Claude Opus 4.6 — insidejob

Claude Opus 4.6 is Anthropic’s most intelligent model, leading GPQA Diamond (94.3%) and LM Arena (#1 at 1504 Elo). The “Thinking” variant uses hidden chain-of-thought to debug outputs before the user sees them.

Benchmarks

Benchmark	Score	Rank
GPQA Diamond	94.3%	#1
SWE-bench Verified	80.8%	#4 (behind Mythos Preview, GPT-5.3 Codex, Opus 4.5)
LM Arena Elo	1504	#1

Pricing

	Per 1M tokens
Input	$5.00
Output	$25.00
Fast mode (beta)	6x standard rates

Fast mode provides significantly faster output at premium pricing. Available across the full 1M context window.

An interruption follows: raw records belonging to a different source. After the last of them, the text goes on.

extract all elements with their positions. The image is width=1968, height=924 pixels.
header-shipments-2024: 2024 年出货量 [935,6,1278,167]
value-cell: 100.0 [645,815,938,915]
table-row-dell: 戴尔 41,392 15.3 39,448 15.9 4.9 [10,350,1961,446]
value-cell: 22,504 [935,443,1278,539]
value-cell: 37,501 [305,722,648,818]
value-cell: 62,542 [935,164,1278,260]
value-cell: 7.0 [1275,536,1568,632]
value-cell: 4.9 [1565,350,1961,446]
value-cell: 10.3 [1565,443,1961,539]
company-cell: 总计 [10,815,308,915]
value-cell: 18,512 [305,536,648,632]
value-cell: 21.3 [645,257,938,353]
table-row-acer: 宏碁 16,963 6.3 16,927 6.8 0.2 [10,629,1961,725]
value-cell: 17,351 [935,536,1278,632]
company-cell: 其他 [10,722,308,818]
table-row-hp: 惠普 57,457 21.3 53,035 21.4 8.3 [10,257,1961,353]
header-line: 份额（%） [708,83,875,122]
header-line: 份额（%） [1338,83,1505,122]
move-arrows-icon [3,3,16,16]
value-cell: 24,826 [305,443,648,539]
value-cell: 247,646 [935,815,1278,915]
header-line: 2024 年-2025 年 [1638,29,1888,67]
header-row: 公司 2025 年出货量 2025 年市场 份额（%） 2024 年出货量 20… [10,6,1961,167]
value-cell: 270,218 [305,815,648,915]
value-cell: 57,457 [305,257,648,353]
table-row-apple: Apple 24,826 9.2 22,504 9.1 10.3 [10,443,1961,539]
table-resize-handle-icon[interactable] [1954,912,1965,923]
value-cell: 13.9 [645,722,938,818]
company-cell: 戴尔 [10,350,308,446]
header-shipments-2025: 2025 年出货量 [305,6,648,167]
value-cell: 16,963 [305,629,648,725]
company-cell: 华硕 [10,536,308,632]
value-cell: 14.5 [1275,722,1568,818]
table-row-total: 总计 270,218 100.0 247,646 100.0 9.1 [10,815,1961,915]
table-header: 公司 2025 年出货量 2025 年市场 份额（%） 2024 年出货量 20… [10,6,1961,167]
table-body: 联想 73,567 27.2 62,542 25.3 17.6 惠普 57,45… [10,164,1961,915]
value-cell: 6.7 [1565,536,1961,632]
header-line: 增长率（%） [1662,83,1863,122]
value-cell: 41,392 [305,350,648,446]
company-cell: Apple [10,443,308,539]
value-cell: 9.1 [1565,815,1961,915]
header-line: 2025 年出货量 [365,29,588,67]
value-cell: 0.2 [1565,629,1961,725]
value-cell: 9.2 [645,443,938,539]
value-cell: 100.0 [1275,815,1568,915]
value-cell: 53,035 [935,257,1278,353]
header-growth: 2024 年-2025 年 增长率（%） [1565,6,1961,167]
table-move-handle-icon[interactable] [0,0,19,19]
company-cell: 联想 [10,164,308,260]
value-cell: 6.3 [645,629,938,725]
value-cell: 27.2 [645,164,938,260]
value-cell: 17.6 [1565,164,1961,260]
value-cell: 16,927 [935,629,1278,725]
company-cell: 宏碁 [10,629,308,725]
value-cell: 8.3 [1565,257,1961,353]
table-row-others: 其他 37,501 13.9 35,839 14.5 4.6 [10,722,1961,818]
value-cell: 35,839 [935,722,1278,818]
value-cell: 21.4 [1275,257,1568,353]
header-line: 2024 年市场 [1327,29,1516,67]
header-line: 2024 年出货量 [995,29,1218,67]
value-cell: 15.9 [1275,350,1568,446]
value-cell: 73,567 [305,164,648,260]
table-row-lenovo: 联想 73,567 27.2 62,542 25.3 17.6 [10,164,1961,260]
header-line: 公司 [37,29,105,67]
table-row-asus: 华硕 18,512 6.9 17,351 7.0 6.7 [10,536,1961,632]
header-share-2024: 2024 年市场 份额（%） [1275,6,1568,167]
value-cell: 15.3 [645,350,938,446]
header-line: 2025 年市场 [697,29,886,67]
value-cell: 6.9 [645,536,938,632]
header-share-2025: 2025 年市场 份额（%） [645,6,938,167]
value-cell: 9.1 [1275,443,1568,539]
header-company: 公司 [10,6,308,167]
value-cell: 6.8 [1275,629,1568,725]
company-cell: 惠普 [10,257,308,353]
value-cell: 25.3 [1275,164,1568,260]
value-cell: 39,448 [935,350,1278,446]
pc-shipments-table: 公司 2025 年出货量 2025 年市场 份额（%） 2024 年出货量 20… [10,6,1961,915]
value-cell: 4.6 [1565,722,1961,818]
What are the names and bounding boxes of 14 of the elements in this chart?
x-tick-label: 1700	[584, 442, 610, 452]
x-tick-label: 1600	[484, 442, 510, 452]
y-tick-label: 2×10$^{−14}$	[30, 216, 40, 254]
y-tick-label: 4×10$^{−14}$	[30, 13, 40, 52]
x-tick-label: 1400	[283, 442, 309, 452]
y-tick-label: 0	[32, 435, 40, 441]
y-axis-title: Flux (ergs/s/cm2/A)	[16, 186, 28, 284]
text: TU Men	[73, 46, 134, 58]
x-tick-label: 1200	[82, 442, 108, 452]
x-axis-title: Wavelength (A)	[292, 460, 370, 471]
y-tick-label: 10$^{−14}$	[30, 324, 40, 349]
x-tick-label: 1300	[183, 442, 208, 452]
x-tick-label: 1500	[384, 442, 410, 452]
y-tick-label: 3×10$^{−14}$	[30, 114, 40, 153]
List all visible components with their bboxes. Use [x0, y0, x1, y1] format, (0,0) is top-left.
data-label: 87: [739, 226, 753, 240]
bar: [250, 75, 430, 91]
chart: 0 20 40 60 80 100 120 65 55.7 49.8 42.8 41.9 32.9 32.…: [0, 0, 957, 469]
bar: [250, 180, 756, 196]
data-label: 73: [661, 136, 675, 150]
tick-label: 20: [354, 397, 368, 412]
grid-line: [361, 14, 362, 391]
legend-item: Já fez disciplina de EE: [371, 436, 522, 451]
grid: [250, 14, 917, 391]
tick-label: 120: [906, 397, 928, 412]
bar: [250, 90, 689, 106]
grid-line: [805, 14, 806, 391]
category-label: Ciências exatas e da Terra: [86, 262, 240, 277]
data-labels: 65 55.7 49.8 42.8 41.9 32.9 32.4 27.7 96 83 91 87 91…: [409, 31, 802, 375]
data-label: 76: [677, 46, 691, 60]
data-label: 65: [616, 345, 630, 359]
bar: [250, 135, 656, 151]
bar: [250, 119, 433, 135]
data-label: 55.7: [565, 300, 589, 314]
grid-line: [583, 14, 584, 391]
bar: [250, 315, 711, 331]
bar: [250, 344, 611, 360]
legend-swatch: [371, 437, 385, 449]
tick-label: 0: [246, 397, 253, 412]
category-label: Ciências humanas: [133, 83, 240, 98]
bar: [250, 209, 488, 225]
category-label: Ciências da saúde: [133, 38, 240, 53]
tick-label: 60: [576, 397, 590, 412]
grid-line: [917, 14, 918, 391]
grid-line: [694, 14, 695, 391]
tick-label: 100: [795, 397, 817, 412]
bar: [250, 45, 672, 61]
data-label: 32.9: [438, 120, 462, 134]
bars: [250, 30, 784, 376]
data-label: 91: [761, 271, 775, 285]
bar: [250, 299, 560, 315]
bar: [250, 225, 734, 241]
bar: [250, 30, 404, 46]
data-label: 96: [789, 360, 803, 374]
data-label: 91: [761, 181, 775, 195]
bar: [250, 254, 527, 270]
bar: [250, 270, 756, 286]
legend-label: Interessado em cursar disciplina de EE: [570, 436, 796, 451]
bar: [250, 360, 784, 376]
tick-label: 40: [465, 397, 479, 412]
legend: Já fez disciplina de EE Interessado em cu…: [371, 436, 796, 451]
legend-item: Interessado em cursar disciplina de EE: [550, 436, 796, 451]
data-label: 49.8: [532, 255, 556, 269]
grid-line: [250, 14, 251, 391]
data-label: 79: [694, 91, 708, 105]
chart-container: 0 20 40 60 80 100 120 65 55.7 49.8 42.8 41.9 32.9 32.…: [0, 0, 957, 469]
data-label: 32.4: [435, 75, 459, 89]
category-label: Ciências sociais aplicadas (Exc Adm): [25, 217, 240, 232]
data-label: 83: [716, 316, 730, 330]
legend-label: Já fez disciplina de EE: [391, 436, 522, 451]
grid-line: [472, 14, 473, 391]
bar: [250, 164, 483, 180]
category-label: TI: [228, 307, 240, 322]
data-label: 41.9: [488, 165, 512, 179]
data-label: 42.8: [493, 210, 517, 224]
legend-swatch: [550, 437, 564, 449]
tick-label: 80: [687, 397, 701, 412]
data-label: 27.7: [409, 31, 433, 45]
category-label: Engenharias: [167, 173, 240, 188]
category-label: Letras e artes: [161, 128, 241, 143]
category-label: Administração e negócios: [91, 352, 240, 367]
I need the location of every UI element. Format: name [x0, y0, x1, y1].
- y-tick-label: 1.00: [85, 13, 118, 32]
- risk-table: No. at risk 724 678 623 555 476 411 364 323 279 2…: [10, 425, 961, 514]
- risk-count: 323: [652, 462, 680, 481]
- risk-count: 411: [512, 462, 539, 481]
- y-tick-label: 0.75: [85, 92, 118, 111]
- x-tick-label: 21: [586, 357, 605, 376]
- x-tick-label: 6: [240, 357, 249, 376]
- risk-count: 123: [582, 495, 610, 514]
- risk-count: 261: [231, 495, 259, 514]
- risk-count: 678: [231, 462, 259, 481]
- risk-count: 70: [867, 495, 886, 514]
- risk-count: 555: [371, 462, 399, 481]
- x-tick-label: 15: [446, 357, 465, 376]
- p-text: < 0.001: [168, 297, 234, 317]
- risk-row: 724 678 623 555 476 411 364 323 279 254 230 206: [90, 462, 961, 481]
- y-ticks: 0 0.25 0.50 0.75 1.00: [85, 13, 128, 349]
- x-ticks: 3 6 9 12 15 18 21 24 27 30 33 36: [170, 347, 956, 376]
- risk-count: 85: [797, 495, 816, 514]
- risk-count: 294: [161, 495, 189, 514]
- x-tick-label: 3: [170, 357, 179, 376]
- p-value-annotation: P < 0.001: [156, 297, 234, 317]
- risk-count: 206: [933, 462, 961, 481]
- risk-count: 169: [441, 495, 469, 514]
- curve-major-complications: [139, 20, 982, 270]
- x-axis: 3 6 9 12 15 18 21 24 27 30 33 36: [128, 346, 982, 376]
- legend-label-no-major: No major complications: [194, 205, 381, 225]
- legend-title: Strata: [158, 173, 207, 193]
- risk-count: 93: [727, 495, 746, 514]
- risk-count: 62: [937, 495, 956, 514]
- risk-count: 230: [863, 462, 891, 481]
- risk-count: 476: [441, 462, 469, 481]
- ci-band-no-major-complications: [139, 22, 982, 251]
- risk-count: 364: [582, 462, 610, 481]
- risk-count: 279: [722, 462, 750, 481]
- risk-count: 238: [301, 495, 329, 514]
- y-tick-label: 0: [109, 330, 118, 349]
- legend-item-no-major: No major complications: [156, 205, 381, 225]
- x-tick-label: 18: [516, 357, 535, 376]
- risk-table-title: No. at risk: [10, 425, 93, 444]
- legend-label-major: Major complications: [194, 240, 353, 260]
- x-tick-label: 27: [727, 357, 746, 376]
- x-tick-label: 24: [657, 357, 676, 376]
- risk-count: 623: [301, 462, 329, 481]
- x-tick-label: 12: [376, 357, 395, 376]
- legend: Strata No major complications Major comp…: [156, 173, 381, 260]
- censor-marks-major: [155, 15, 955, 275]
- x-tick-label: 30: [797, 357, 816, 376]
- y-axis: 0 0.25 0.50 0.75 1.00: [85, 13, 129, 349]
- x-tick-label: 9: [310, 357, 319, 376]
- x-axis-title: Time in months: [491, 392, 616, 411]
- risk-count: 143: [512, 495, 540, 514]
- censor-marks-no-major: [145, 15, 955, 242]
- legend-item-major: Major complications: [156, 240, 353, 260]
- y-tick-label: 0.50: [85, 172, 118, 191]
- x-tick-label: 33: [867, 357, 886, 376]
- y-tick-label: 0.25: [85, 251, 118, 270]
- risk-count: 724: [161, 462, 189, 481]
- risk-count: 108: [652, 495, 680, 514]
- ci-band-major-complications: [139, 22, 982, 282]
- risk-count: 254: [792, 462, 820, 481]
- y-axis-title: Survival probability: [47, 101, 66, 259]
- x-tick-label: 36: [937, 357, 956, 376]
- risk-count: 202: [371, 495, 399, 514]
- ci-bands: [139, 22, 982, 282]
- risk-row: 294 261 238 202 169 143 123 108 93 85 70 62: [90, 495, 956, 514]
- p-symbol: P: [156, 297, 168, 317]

Architecture & capabilities

Context: 1M tokens at standard pricing — no context window surcharge
Output: Up to 64K tokens per response
Thinking modes: Adaptive thinking, extended thinking, and interleaved thinking for complex multi-step reasoning
Agentic: Best-in-class for autonomous task execution, tool use, and multi-step workflows

Strengths

Highest GPQA Diamond score of any model (94.3%) — graduate-level science reasoning
Top LM Arena ranking via reasoning-optimized Thinking variant
1M context with no degradation at long contexts
Strong agentic capabilities — powers Claude Code

Weaknesses

Most expensive Anthropic model ($5/$25 per M tokens)
Slower than Sonnet for routine tasks
SWE-bench score trails newer research previews (Mythos at 93.9%)

When to use

Complex reasoning, agentic workflows, research-grade analysis, tasks where quality justifies cost. For most coding and analysis, Sonnet 4.6 at $3/$15 gets you 98% of the way there.